When in a relationship it is vital that you know not only your own HIV status but also that of your partner – this way the condition will not spread. For people with HIV, effective antiretroviral therapy significantly reduces the risk of passing HIV to sexual partners.

Tests for HIV/AIDS

If you think that you have been exposed to the virus you should seek medical advice straight away. The only way you will know if you have the condition is by having the HIV Test.
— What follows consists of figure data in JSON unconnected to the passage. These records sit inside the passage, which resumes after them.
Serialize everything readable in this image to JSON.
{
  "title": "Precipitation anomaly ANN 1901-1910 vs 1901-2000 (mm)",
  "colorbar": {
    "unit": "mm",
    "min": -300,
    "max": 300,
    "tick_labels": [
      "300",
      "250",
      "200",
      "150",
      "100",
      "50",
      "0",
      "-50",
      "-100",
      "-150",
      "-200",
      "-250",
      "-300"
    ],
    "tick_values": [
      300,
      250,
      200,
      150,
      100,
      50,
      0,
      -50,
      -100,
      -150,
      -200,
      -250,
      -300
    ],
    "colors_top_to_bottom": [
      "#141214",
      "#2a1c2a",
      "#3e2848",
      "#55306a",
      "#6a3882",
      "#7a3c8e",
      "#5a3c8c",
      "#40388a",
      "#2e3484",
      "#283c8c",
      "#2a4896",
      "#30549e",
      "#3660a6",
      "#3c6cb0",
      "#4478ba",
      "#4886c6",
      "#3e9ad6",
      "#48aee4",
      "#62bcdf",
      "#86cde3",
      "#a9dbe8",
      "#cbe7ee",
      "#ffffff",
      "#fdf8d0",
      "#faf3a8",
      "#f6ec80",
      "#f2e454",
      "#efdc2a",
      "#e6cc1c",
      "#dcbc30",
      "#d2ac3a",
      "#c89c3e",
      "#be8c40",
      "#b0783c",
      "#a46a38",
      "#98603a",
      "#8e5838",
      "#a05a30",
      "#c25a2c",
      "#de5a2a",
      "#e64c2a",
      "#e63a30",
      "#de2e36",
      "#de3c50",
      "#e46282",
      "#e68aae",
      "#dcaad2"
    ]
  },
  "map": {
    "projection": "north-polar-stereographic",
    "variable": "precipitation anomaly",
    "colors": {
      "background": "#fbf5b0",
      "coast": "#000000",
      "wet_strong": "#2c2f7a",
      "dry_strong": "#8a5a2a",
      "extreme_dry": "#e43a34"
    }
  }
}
The test involves testing a sample of your blood or saliva for signs of the infection.

The NHS would like to remind you of the following:

  • Emergency anti-HIV medication called PEP (post-exposure prophylaxis) may stop you becoming infected if started within three days of possible exposure to the virus, and starting it as soon as possible is recommended
  • an early diagnosis means you can start treatment sooner, which can improve your chances of controlling the condition
  • HIV tests may need to be repeated one to three months after potential exposure to HIV infection (this is known as the “window period”), but you shouldn’t wait this long to seek help
  • you can get tested in a number of places, including your GP surgery, sexual health clinics and clinics run by charities such as the find HIV testing services near you
  • clinic tests can sometimes give you a result in minutes, although it may take a few days to get the result of a more detailed blood test
  • home-testing or home-sampling kits are available to buy or order online or from pharmacies – depending on the type of test you use, your result will be available in a few minutes or a few days

If the test suggests that you may have HIV, a further test will take place in order to confirm the result. You would then be referred to a specialist HIV clinic for more tests and treatment options.